Le propos présente une structure symétrique. Celle-ci va de l’impact de l’image sur l’écriture à l’impact des textes sur la création plastique. La référence littéraire à l’image constitue la première phase de l’enquête. Celle-ci aboutit à la référence plastique à la littérature en passant préalablement par les collaborations effectives entre l’auteur et les artistes sur le plan de la théâtralité et sur celui de l’édition illustrée.
Un dépouillement des archives conservées tant en Belgique qu’à l’étranger a permis d’inscrire la lecture des œuvres dans le cadre d’une trame factuelle précise et fondée en termes d’exactitude historique.
Première partie. De l’image au texte. Le musée imaginaire de Maurice Maeterlinck
C’est en se référant à Bruegel l’Ancien que Maeterlinck publie le Massacre des Innocents en 1885. Ce conte de jeunesse, stratégiquement signé « Mooris » Maeterlinck, se revendique clairement d’une origine flamande à connotation bruegelienne. Régulièrement réédité du vivant de l’auteur, il a contribué à fixer les traits de Maeterlinck en fils des peintres flamands. Pour les critiques d’époque, l’œuvre de Maeterlinck trouverait son originalité dans la peinture flamande dont elle est la fille. Campant Maeterlinck en auteur « germanique » par son origine flamande, certains spécialistes s’appuient encore sur ce postulat à caractère tainien. D’autres commentateurs ont pris le parti de ne pas prolonger ce point de vue, mais plutôt d’en interroger les causes profondes. C’est à Paul Aron que revient le mérite d’avoir fait apparaître, dans un article fondateur, le caractère stratégique de cette référence à la peinture flamande dans les lettres belges . Il convenait d’élargir au-delà du seul conte de 1886 l’enquête sur la réception maeterlinckienne de la peinture flamande. On s’aperçoit alors que le Massacre des Innocents est loin d’être le seul Bruegel l’Ancien que Maeterlinck comptait exploiter à des fins littéraires. On s’aperçoit également que le peintre de la Parabole des aveugles est loin d’être le seul peintre flamand auquel Maeterlinck se réfère. C’est pourquoi nous avons entrepris de définir précisément, et de façon exhaustive, les limites du champ maeterlinckien en matière de peinture ancienne. Pour ce faire, nous avons inventorié l’ensemble des occurrences plastiques clairement identifiables dans les archives (lettres et carnets), dans les textes publiés ainsi que dans les interviews. Ce travail de compilation a révélé en effet que la réception maeterlinckienne de la peinture dépasse largement le cadre de l’art flamand des XVe et XVIe siècles. Renaissance italienne, Préraphaélisme, Réalisme et Symbolisme sont les principaux mouvements picturaux qui composent les salles du musée imaginaire de Maeterlinck.

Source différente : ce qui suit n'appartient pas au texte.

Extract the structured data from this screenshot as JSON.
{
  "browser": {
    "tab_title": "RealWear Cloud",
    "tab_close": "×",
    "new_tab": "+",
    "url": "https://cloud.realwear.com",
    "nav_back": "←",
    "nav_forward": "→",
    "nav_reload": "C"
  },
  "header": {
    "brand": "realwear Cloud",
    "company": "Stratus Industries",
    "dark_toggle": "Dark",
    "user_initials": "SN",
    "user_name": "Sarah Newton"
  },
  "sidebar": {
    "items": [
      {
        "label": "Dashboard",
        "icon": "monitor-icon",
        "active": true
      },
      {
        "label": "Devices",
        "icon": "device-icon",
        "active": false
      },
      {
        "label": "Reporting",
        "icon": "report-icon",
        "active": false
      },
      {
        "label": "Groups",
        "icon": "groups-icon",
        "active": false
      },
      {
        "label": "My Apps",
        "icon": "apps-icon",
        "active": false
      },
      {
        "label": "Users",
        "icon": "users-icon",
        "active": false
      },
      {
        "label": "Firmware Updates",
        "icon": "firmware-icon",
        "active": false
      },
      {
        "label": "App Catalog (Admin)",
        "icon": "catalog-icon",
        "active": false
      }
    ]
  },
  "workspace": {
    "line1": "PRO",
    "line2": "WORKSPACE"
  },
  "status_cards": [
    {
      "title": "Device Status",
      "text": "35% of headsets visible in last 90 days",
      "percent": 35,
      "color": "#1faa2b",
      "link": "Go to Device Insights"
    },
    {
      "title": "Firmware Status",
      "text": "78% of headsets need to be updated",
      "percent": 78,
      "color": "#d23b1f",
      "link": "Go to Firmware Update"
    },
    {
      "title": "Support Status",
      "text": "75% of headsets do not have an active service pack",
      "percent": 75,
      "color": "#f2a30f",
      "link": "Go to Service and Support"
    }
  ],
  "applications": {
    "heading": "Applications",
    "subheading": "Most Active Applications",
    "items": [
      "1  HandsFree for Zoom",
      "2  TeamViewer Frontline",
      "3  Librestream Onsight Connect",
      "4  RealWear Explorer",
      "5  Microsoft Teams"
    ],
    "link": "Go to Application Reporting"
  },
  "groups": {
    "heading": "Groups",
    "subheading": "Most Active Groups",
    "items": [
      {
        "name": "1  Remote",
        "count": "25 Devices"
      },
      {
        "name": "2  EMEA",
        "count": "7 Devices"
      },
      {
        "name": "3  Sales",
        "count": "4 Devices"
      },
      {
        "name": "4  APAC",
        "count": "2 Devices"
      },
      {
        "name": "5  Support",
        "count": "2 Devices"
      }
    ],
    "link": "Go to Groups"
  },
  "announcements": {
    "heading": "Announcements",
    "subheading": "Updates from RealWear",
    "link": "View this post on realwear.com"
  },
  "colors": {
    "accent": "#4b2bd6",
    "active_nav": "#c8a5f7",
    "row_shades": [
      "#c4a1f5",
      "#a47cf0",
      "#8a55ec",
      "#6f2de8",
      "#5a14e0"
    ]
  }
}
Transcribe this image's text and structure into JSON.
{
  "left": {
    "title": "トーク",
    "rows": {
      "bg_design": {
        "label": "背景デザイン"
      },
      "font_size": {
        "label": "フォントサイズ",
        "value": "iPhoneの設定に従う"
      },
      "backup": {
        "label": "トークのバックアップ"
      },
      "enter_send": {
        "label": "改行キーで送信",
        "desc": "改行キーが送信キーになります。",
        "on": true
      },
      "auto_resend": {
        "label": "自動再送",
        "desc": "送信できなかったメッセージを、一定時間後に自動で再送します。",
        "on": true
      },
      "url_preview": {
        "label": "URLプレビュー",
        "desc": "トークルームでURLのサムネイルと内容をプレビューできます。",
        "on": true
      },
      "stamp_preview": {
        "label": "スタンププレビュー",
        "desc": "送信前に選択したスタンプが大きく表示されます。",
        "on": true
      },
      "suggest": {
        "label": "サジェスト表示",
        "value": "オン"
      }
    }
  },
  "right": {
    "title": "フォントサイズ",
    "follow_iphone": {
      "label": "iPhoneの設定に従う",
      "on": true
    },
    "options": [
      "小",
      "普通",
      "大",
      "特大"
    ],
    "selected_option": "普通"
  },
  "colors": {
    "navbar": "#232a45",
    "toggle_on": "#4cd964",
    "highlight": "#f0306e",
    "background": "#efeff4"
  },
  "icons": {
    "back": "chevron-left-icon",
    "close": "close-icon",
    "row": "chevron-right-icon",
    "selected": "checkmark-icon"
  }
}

Deuxième partie. Texte et image I. Les décors de l’indicible. Maeterlinck et la scénographie
Cette expérience de l’image, Maeterlinck va la mettre à profit lorsque ses drames seront appelés à connaître l’épreuve de la scène. Car dès lors qu’elle est transposée du livre à l’espace de jeu, l’œuvre dramatique cesse d’être exclusivement littéraire. Elle est alors faite de lumière, de corps en mouvement, de matière… Il est pour le moins paradoxal que l’apparition de ce répertoire coïncide avec une méfiance vis à vis du spectacle de théâtre. Très vite Maeterlinck cherche à définir les modalités de la mise en scène. Au fil de quelques articles, il élabore une pensée théâtrale qui participe pleinement au débat ouvert sur la question dans les revues littéraires par des auteurs comme Stéphane Mallarmé, Albert Mockel, ou Pierre Quillard, pour ne citer que quelques noms. Le décor est un point central de ce débat qui consacre l’émergence de la fonction moderne accordée à l’aspect visuel d’un spectacle de théâtre. Ce n’est pas pour rien si la conception des décors est désormais confiée non plus à des décorateurs de métier, mais à des peintres. L’expression de « tableau vivant » dont use Maeterlinck pour qualifier la métamorphose du texte par la scène indique bien le lien qui se tisse, selon lui, entre image scénique et peinture. Certaines œuvres, notamment préraphaélites, servent d’ailleurs de source pour la conception de scènes, de décors et de costumes. Maeterlinck ne s’est pas privé de donner son opinion personnelle sur le travail de préparation de mises en scène, notamment dans les spectacles de Paul Fort, de Lugné-Poe et de Constantin Stanislavski.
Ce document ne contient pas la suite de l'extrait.